The ambiguous flag makes the distinction machine-readable so your application can handle it gracefully rather than passing a bad reference downstream.


Example Prompts

  • "What does the Bible say about forgiveness?"
  • "Read Romans 8:1–10 in the WEB translation."
  • "Show me John 3:16 with surrounding context."
  • "Compare Romans 8 and Galatians 5."
  • "Find verses about covenant."
  • "What are the cross-references for Hebrews 11:1?"
  • "What's today's verse of the day?"

Response Format

Tools return structured, readable text optimized for direct use in AI responses, while preserving canonical data from the underlying API.

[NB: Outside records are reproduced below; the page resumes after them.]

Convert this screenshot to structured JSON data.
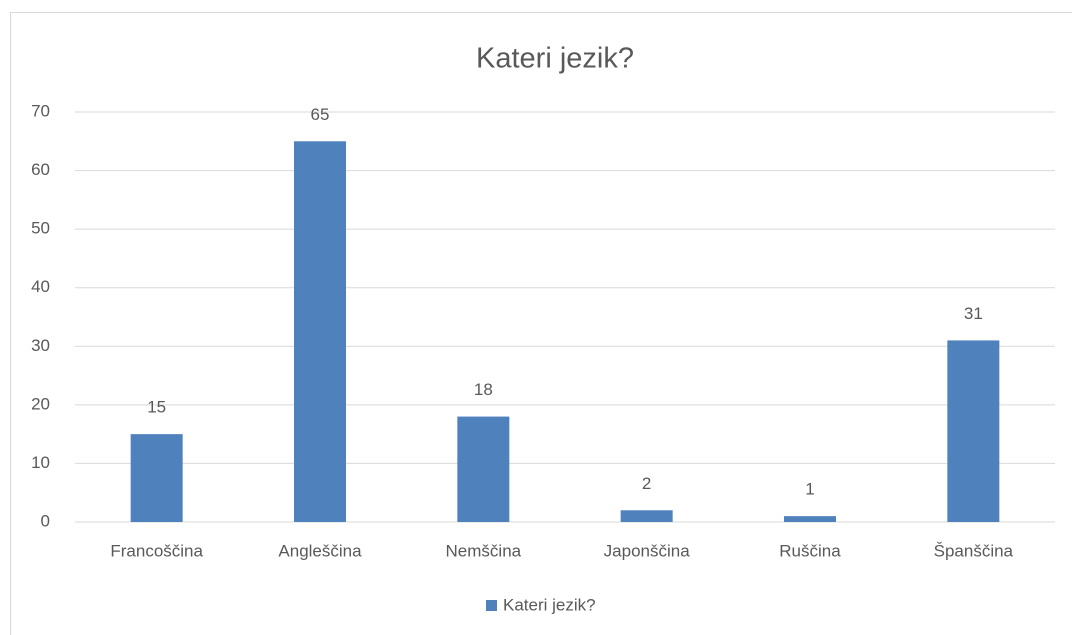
{
  "chart_data": {
    "type": "bar",
    "title": "Kateri jezik?",
    "categories": [
      "Francoščina",
      "Angleščina",
      "Nemščina",
      "Japonščina",
      "Ruščina",
      "Španščina"
    ],
    "series": [
      {
        "name": "Kateri jezik?",
        "color": "#4f81bd",
        "values": [
          15,
          65,
          18,
          2,
          1,
          31
        ]
      }
    ],
    "ylim": [
      0,
      70
    ],
    "yticks": [
      0,
      10,
      20,
      30,
      40,
      50,
      60,
      70
    ],
    "grid": true,
    "legend": "bottom"
  }
}
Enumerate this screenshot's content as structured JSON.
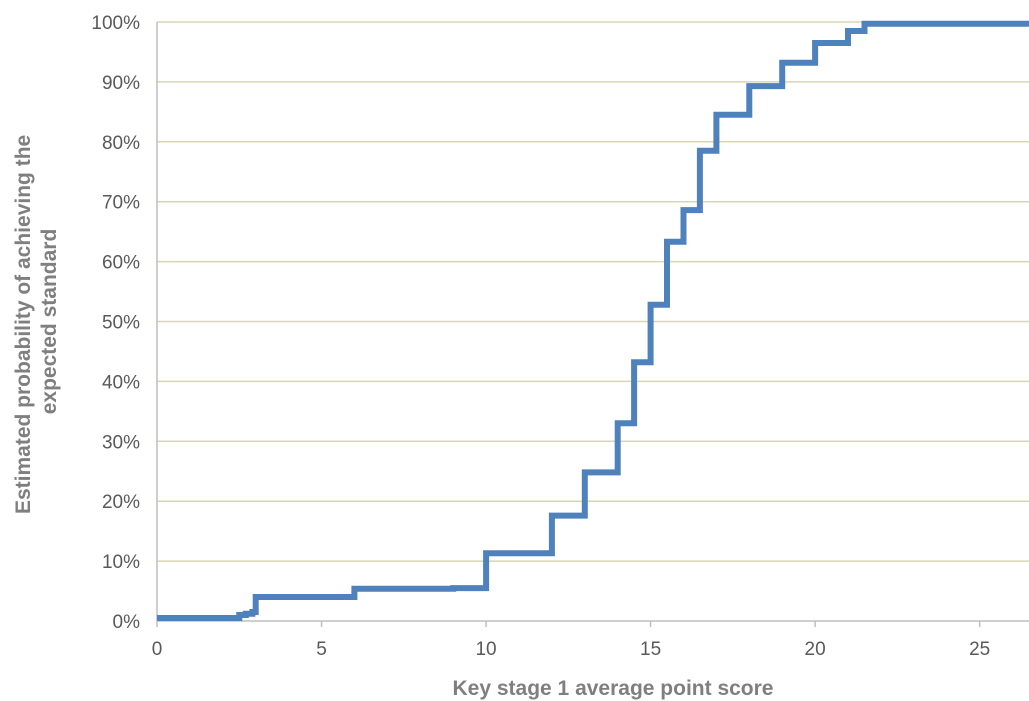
{
  "chart_data": {
    "type": "line",
    "step": true,
    "title": "",
    "xlabel": "Key stage 1 average point score",
    "ylabel_lines": [
      "Estimated probability of achieving the",
      "expected standard"
    ],
    "xlim": [
      0,
      26.5
    ],
    "ylim": [
      0,
      100
    ],
    "x_ticks": [
      0,
      5,
      10,
      15,
      20,
      25
    ],
    "y_ticks": [
      0,
      10,
      20,
      30,
      40,
      50,
      60,
      70,
      80,
      90,
      100
    ],
    "y_tick_suffix": "%",
    "grid": "horizontal",
    "legend": "none",
    "colors": {
      "series": "#4f81bd",
      "grid": "#d9d5b3",
      "axis": "#bfbfbf",
      "tick_text": "#595959",
      "title_text": "#7f7f7f"
    },
    "series": [
      {
        "x": [
          0,
          2.5,
          2.7,
          2.9,
          3,
          6,
          9,
          10,
          12,
          13,
          14,
          14.5,
          15,
          15.5,
          16,
          16.5,
          17,
          18,
          19,
          20,
          21,
          21.5,
          26.5
        ],
        "values": [
          0.5,
          1.0,
          1.2,
          1.5,
          4.0,
          5.4,
          5.5,
          11.3,
          17.6,
          24.8,
          33.0,
          43.2,
          52.8,
          63.3,
          68.6,
          78.5,
          84.5,
          89.3,
          93.2,
          96.5,
          98.5,
          99.7,
          99.7
        ]
      }
    ]
  }
}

  • Deterministic canonical references
  • Translation-aware responses
  • Structured grouping for comparisons and cross-references
  • JSON output for validation and grounding (resolve_reference)

Design Philosophy

BibleBridge MCP is designed around AI workflows, not raw API endpoints. Instead of exposing low-level primitives, it provides composed tools for:

  • Grounded Scripture retrieval
  • Semantic exploration of topics
  • Context-aware interpretation
  • Cross-reference traversal
  • Passage comparison and reasoning

All tools accept natural Scripture references (e.g. "John 3:16", "rom 8:1–4, 28") and handle normalization internally — you do not need to call resolve_reference before using other tools.

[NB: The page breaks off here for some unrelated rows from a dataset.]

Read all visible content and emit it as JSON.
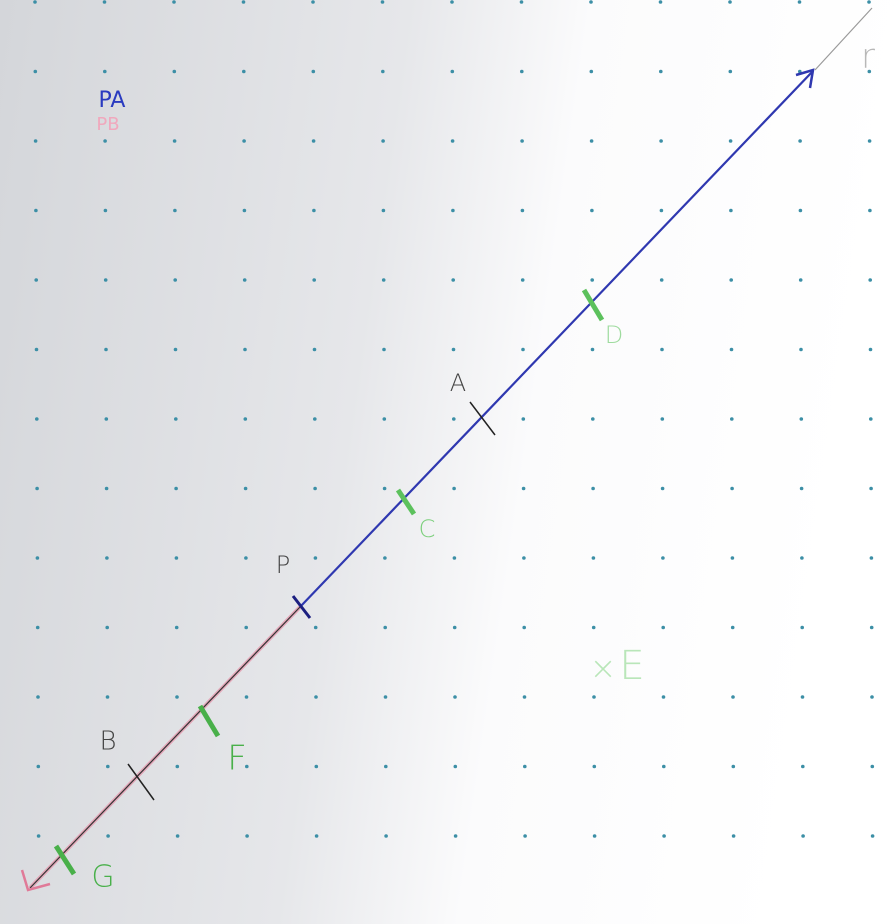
{
  "legend": {
    "pa": "PA",
    "pb": "PB"
  },
  "ray_label": "r",
  "points": [
    {
      "label": "A"
    },
    {
      "label": "B"
    },
    {
      "label": "P"
    },
    {
      "label": "C"
    },
    {
      "label": "D"
    },
    {
      "label": "F"
    },
    {
      "label": "G"
    },
    {
      "label": "E"
    }
  ]
}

All tools are built on a deterministic canonical coordinate system to ensure accuracy and prevent hallucination. Internally, all operations are batched and normalized to canonical verse identifiers for efficiency and consistency.


Why BibleBridge MCP?

  • Unified Interface: A single point of access for search, context, and cross-references
  • Agent-Optimized: Designed for structured, predictable AI consumption
  • Plug-and-Play: Works out of the box with zero initial setup
  • Built for Study: Supports deeper workflows beyond simple verse lookup
  • Canonical Reference Engine: Handles messy, ambiguous, and real-world Scripture inputs with deterministic normalization

Technical Details

PropertyDetails
API Providerhttps://holybible.dev/
Supported TranslationsKJV, ASV, WEB, YLT, LSG, RVR, LUT, CUV, ARA, KRV
Rate LimitingManaged per user via client identifiers (IP + API key)
LicenseMIT

Built for AI agents, Bible apps, and advanced Scripture study workflows.